In a nutshell, there are three types of rootkits that work: user mode, kernel mode, and those that interfere with hardware. If we explain this in more detail, the software works as user mode or kernel mode depending on their functions and the languages they are written.

In general, software that does not need to access the hardware and does not have its drivers runs in user mode. Software is written in high-level programming languages (such as C#, Python) generally runs in the user mode layer of the system. This type of software uses the system APIs to perform the functions they need superficially.

Software running in Kernel mode, on the other hand, is software that can attract more speed and hardware, at the same time has its driver libraries (.drv, .sys), can communicate with the system kernel, and can sometimes drive it.

With some examples, we can understand the situation a bit.

Examples of normal software usually run in the user mode layer: stock/accounting software, an ordinary web browser (there are exceptions), CCleaner.

Examples of software running in Kernel mode: anti-cheat software, antivirus programs, such as Kaspersky.

Rootkit detection – how to?

Rootkit detection is still a very complicated process. In this case, it is good to use alternative operating systems, behavior-based methods, signature checks, different checks, and memory dump analysis.

Other specialists recommend shutting down the system at any suspicion. If a rootkit is inactive, it will be more difficult to hide its presence.

There are also programs to detect it. “Chkrootkit” and “Rkhunter” are the most commonly used applications for Unix-based systems. For Windows, there are “Blacklighq” and “Sysinternals Revealer.” Of course, some rootkits have started to include detection programs in their systems to evade them.

 What to do once we have a Rootkit on our system?

If detection can be difficult, removing this attack can become an equally or even more cumbersome process. In this case, it is a priority to save the data with the systematic practice of backups, an essential method, especially because it helps to deal with unforeseen eventualities.

However, if the rootkit has managed to penetrate the kernel of our system, we will, unfortunately, have to reinstall the operating system. Even if the rootkit is unknown (it has been developed for a specific system), any antivirus will fail.
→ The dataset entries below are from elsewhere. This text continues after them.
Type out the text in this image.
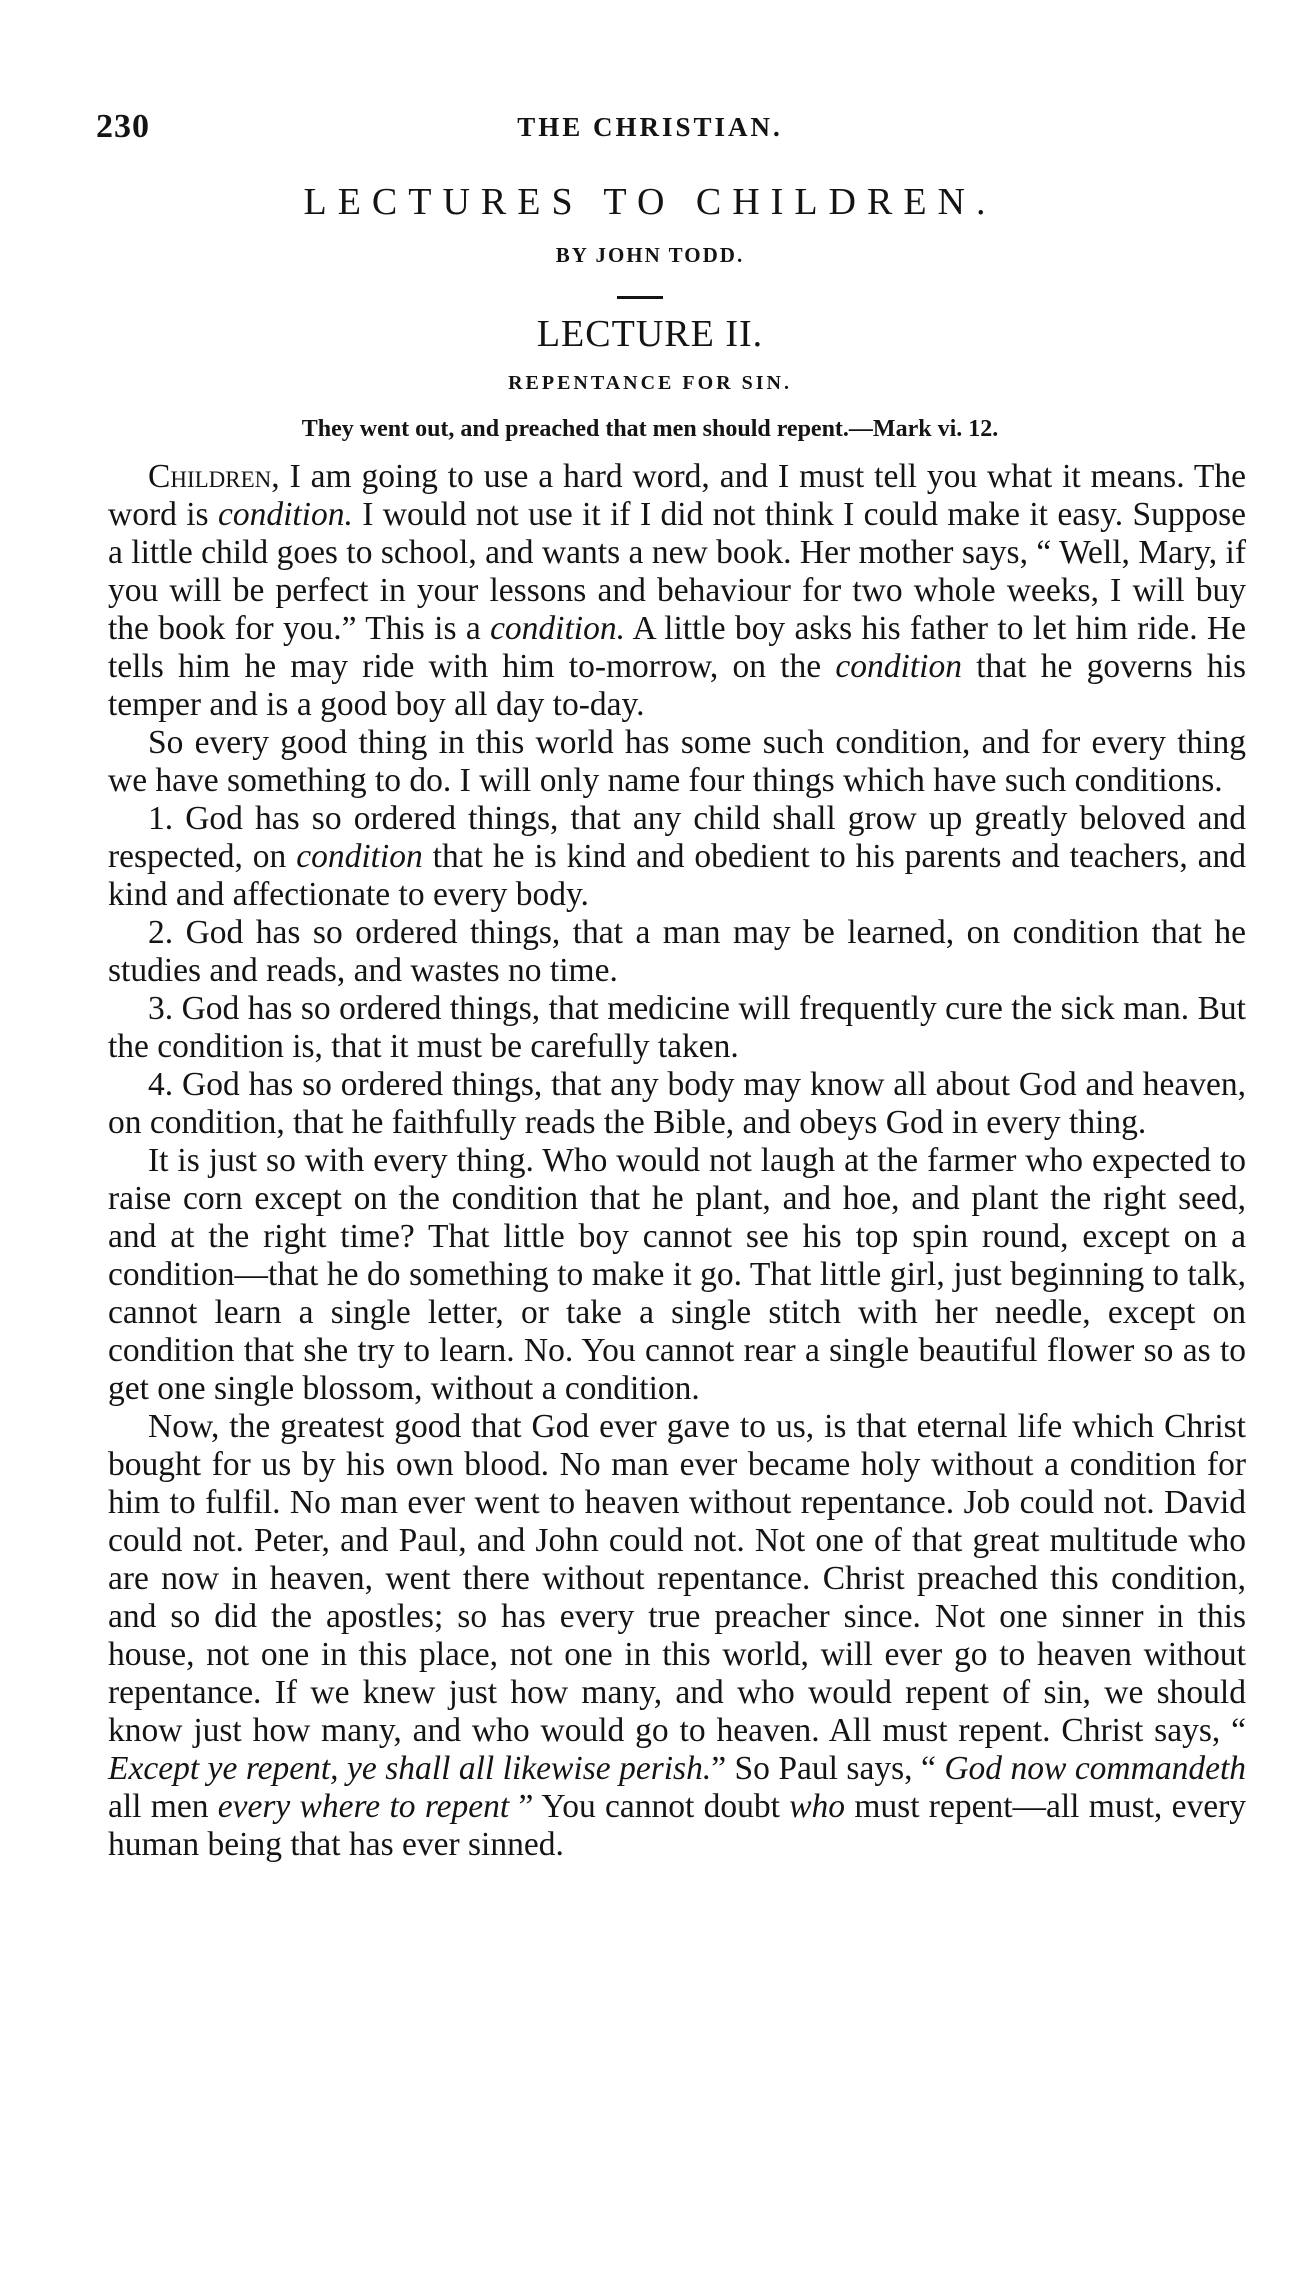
230	THE CHRISTIAN.
LECTURES TO CHILDREN.
BY JOHN TODD.
LECTURE II.
REPENTANCE FOR SIN.
They went out, and preached that men should repent.—Mark vi. 12.

Children, I am going to use a hard word, and I must tell you what it means. The word is condition. I would not use it if I did not think I could make it easy. Suppose a little child goes to school, and wants a new book. Her mother says, “ Well, Mary, if you will be perfect in your lessons and behaviour for two whole weeks, I will buy the book for you.” This is a condition. A little boy asks his father to let him ride. He tells him he may ride with him to-morrow, on the condition that he governs his temper and is a good boy all day to-day.

So every good thing in this world has some such condition, and for every thing we have something to do. I will only name four things which have such conditions.

1. God has so ordered things, that any child shall grow up greatly beloved and respected, on condition that he is kind and obedient to his parents and teachers, and kind and affectionate to every body.

2. God has so ordered things, that a man may be learned, on condition that he studies and reads, and wastes no time.

3. God has so ordered things, that medicine will frequently cure the sick man. But the condition is, that it must be carefully taken.

4. God has so ordered things, that any body may know all about God and heaven, on condition, that he faithfully reads the Bible, and obeys God in every thing.

It is just so with every thing. Who would not laugh at the farmer who expected to raise corn except on the condition that he plant, and hoe, and plant the right seed, and at the right time? That little boy cannot see his top spin round, except on a condition—that he do something to make it go. That little girl, just beginning to talk, cannot learn a single letter, or take a single stitch with her needle, except on condition that she try to learn. No. You cannot rear a single beautiful flower so as to get one single blossom, without a condition.

Now, the greatest good that God ever gave to us, is that eternal life which Christ bought for us by his own blood. No man ever became holy without a condition for him to fulfil. No man ever went to heaven without repentance. Job could not. David could not. Peter, and Paul, and John could not. Not one of that great multitude who are now in heaven, went there without repentance. Christ preached this condition, and so did the apostles; so has every true preacher since. Not one sinner in this house, not one in this place, not one in this world, will ever go to heaven without repentance. If we knew just how many, and who would repent of sin, we should know just how many, and who would go to heaven. All must repent. Christ says, “ Except ye repent, ye shall all likewise perish.” So Paul says, “ God now commandeth all men every where to repent ” You cannot doubt who must repent—all must, every human being that has ever sinned.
A good and very timely practice for any system is real-time monitoring of all network activity. This forensic activity will make it possible to record everything that happens and, even if the rootkit is masked, unusual behavior can be detected.

How are rootkits detected and cleaned?

Rootkit detection can be done in more than one way, but it should not be done with only one method because rootkits can be difficult to detect at different levels of development.

Today, successful antivirus (IS) and security software usually block rootkits before and after infection.

In the past, antivirus/security software had difficulty detecting rootkits. Most likely, security software also communicated with the kernel, avoiding pests without being active, acting only on the kernel response, and having difficulty detecting rootkits.

Today’s antivirus software has additional modules that can detect rootkits, and many (but not all) can be blocked by real-time protection, intuitive methods, and database detection.

In addition to antivirus, special software has been created for rootkit detection and cleaning, but it can damage the system when used unconsciously. For this reason, it should be used under the guidance of a specialist. This software can also be used for detection.